Heute begreife ich, dass ich wie ein Geisteskranker gewirkt haben muss, wie ein Alkoholiker, der täglichen Weingenuss für eine kulturelle Errungenschaft hält. Dabei war ich einfach nur besoffen.

Millionen Deutsche standen hinter Gardinen und sahen dem Morden zu

Im Januar 1942 wurden Gads und Ruths Eltern, meine Urgroßeltern Paula und Rudolf, zusammen mit 500 Juden von Recklinghausen nach Riga deportiert und kurz nach ihrer Ankunft erschossen. Im September 1942 wurden Fritz’ Schwiegereltern, meine Urgroßeltern Emil und Hannchen, zusammen mit 370 meist älteren Juden am helllichten Tag durch die Straßen von Wiesbaden geführt, deportiert, ermordet. Millionen Deutsche standen hinter Gardinen und sahen zu.

Heute stehen ihre Enkel und Urenkel wieder dort und schauen auf die Straße, auf der Gads und Ruths Kinder, Enkel und Urenkel als »Kindermörder« tituliert werden, ihr Überlebenskampf als »Genozid« verunglimpft, die Demokratie, die Ruth und Gad einst aus Europa mitgebracht hatten, als »Apartheid« denunziert.

Emil und Hannchen hatte man einen »gesicherten Lebensabend« im »Altersghetto Theresienstadt« versprochen. Glaubten sie wirklich daran? Ich vermute, sie klammerten sich an den Gedanken, so wie wir uns heute an den Glauben klammern, in Deutschland sei »kein Platz für Judenhass«, und Israels Sicherheit sei »Staatsräson«.

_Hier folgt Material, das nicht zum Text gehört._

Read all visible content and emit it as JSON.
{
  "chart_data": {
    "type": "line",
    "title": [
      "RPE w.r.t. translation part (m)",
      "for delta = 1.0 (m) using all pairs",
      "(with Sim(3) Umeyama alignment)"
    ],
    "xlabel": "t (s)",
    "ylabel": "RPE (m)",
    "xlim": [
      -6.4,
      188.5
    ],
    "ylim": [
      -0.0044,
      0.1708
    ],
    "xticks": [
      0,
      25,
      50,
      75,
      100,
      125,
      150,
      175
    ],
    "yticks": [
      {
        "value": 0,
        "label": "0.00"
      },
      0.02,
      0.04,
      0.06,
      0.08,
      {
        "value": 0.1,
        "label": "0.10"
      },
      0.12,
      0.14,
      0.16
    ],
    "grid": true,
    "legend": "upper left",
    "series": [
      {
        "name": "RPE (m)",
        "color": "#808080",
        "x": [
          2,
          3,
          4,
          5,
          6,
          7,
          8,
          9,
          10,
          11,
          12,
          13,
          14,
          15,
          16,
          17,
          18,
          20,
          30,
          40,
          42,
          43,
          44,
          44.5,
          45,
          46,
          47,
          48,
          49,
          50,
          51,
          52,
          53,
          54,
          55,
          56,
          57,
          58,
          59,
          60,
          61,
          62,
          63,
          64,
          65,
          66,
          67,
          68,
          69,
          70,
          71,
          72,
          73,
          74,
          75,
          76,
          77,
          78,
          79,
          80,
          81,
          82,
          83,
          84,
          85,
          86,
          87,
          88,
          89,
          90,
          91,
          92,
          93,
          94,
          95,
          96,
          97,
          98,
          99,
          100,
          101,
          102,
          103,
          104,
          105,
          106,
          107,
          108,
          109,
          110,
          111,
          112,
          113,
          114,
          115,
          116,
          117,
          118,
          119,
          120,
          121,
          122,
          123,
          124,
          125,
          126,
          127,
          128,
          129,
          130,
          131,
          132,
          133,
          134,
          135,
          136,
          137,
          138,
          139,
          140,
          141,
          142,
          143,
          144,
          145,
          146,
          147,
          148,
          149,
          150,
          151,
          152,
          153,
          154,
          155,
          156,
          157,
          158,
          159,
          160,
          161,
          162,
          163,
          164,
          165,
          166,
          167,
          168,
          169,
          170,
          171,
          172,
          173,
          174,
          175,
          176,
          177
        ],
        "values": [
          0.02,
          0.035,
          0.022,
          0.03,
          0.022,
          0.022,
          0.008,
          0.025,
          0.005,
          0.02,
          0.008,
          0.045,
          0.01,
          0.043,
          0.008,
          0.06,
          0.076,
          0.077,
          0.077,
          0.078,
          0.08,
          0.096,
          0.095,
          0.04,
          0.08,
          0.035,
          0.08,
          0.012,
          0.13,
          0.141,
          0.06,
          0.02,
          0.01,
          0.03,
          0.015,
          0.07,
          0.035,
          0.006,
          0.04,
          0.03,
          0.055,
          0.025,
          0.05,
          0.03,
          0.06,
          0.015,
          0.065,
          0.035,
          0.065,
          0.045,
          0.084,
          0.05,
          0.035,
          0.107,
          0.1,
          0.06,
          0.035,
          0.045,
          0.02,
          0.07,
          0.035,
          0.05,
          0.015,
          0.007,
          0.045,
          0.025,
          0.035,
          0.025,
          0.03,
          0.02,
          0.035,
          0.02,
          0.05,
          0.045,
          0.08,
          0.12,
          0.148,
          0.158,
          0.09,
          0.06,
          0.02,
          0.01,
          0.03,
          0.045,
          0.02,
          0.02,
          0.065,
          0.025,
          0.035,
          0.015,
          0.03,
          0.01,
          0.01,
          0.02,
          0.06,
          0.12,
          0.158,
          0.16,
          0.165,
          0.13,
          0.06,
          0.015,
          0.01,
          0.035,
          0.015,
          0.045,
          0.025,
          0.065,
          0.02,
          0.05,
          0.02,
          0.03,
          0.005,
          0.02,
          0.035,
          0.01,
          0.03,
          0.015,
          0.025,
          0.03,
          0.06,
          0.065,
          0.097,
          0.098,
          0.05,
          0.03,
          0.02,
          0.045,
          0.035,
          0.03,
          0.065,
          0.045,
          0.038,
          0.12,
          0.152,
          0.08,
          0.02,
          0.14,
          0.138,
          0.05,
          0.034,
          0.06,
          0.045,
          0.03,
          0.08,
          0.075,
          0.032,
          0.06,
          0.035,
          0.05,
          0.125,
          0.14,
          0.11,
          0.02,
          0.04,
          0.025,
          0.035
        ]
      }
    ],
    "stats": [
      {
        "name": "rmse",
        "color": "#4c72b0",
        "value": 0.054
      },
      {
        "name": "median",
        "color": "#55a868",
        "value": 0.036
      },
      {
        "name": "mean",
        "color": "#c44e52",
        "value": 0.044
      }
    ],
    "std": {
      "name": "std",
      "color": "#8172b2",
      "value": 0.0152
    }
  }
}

Brüder und Schwestern, lassen wir uns nicht das Hirn vernebeln!
Nein. Ich werde morgen keine Alija machen. Ich bin noch nicht fertig mit diesem Land. Noch hänge ich an meiner deutschen Heimat wie ein Weingourmet an der Flasche. Am 6. Oktober 2023 habe ich zum letzten Mal einen unbeschwerten Schluck genommen. Tags darauf bin ich besoffen vom Balkon gestürzt und hätte mir fast den Hals gebrochen. Ein blau-weißes Sprungtuch mit Davidstern hat mich gerettet.

Der Autor ist Redakteur beim WDR. 2014 erschien sein Buch »Der Jude mit dem Hakenkreuz. Meine deutsche Familie«.